Rics mentioned the lettings market stays beneath stress, with persistent provide constraints.
Rents are anticipated to maintain rising, with common rental progress forecast at round 3% over the following 12 months, the report mentioned.
Tarrant Parsons, head of market analysis and evaluation at Rics, mentioned: “The UK residential market stays in a protracted comfortable patch, with December’s survey recording a sixth consecutive month of unfavourable momentum in purchaser inquiries.
“That mentioned, there are tentative indicators of a shift in sentiment beneath the floor.
“Close to-term gross sales expectations have strengthened, and the 12-month outlook has edged into extra constructive territory.
“The important thing take a look at for 2026 might be whether or not borrowing prices ease on a sustained foundation.
“In that case, this might present the catalyst wanted to drive a restoration in purchaser demand.”
Tom Invoice, head of UK residential analysis at Knight Frank, mentioned: “The mixture of readability round taxation and the prospect of additional price cuts means demand within the first weeks of January has been stronger than regular.
“That doesn’t imply the market is now on an upwards trajectory and home political dangers might nonetheless undermine sentiment over the following six months.

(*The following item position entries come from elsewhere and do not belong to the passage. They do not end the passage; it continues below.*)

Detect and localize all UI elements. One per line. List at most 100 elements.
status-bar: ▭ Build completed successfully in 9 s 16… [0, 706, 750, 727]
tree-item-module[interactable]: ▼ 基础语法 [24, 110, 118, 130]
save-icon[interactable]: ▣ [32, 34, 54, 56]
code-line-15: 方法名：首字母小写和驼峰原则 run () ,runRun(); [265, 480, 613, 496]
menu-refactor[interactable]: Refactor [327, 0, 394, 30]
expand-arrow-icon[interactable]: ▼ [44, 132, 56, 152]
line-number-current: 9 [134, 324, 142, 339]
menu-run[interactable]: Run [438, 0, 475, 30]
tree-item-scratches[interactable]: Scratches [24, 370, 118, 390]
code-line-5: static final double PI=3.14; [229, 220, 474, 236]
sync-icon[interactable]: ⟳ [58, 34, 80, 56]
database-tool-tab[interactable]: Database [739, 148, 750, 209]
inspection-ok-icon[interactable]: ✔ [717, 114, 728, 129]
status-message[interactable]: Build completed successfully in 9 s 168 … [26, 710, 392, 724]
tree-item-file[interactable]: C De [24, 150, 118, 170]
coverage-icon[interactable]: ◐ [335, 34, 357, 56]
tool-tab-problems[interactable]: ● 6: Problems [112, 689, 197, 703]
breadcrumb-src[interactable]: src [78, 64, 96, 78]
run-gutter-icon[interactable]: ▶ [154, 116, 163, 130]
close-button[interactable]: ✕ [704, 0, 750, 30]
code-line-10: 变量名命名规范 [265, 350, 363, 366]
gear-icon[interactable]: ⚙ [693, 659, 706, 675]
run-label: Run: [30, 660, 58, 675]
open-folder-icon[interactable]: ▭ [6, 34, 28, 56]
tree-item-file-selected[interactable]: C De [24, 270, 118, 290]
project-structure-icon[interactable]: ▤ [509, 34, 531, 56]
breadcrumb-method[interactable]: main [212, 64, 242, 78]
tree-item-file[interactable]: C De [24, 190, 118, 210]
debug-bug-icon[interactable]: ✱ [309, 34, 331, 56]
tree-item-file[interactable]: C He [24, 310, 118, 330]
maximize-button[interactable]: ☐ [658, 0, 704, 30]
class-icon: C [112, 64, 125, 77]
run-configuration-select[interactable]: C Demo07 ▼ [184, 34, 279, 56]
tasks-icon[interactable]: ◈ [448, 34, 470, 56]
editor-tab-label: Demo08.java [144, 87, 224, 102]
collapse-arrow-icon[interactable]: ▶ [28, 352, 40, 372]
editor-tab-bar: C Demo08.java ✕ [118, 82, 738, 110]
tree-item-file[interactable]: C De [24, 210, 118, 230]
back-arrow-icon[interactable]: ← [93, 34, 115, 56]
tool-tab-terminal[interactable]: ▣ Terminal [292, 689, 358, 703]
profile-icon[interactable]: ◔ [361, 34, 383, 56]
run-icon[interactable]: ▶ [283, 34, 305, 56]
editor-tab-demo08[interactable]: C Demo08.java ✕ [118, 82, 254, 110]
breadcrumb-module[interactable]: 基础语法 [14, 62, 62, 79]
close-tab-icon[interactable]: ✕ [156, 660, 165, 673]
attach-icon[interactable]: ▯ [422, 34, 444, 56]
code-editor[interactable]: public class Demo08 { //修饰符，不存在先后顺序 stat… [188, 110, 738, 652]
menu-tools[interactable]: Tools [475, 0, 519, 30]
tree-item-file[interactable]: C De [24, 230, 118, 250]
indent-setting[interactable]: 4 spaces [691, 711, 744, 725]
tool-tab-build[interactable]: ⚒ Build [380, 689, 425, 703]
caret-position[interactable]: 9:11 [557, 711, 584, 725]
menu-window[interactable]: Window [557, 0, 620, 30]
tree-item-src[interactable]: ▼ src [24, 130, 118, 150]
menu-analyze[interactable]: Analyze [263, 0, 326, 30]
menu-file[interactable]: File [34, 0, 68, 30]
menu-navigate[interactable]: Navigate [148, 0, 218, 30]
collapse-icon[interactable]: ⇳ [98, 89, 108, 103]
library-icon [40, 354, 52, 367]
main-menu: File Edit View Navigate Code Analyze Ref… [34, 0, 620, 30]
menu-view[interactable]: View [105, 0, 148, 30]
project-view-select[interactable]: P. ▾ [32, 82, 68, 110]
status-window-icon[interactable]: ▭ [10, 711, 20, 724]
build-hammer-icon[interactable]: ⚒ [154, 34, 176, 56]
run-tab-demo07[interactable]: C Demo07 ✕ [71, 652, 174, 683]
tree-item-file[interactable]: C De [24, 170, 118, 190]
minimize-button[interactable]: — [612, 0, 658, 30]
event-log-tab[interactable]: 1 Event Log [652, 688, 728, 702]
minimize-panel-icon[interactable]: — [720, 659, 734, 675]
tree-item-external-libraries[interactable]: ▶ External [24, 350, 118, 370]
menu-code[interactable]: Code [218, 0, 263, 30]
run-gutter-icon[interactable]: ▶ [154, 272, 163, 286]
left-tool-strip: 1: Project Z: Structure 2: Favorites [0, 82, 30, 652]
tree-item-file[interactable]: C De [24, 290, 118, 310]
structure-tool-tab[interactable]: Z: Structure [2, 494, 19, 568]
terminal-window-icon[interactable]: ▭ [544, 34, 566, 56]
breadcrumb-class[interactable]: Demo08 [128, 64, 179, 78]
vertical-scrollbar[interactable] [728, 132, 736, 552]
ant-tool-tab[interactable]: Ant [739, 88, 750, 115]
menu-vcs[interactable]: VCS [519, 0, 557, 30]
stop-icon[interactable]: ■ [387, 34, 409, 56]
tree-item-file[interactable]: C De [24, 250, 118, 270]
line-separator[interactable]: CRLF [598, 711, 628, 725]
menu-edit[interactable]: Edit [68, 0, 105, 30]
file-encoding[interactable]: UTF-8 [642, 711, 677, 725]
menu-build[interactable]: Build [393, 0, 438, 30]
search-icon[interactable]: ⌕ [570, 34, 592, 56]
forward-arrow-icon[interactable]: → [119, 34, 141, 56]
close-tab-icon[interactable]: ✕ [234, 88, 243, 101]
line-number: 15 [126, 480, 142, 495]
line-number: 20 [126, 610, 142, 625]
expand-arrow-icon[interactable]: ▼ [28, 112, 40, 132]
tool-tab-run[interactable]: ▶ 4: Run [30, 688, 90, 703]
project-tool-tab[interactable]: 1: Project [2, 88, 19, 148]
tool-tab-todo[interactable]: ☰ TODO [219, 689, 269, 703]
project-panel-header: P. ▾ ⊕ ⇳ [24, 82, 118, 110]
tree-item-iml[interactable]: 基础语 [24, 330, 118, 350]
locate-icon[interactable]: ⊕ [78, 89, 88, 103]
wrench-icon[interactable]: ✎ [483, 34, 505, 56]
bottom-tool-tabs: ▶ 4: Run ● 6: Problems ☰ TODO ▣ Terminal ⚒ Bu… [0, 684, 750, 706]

“For now, the absence of unhealthy information implies that a number of the demand that turned pent up final yr is being launched and we anticipate UK costs to develop by 3% this yr.”
He added: “Tenant demand has been comparatively robust within the lettings market following the funds and the readability it introduced.
“Nonetheless, provide continues to be beneath stress as extra landlords promote up as a result of proliferation of crimson tape and taxes lately.”
Sarah Coles, head of non-public finance at Hargreaves Lansdown, mentioned of the Rics report: “This can be a main change in sentiment, nevertheless it stays to be seen whether or not it is going to be shared by consumers and sellers within the coming months.
“There’s at all times hope that the contemporary enthusiasm of a brand new yr will draw folks again to the market – prepared for a brand new begin.
“The truth that mortgage charges have fallen and home costs are rising extra slowly than wages ought to assist extra consumers wrestling with affordability challenges.”
She added: “There’s the hope that with rents anticipated to rise 3%, wages may develop sooner, defending renters.
“Nonetheless, given how wage rises have slowed and the variety of jobs within the financial system has been dropping, there aren’t any ensures.”
David Fell, lead analyst at Hamptons, mentioned: “The North-South divide appears more likely to persist into 2026. Housing markets throughout the Midlands and North appear set to maintain the lion’s share of home worth progress this yr.
“In the meantime, early indicators recommend that sellers in southern markets are nonetheless having a harder time. Many have seen worth progress grind to a halt, and even in some circumstances, slip backwards.
“Southern markets will bear the brunt of the approaching mansion tax, and 2026 will see costs right here regulate to replicate this new actuality.
“Whereas 2026 will see some debtors coming to the tip of shorter, dearer fixed-rate offers and securing cheaper gives, some are nonetheless adjusting to dearer repayments.”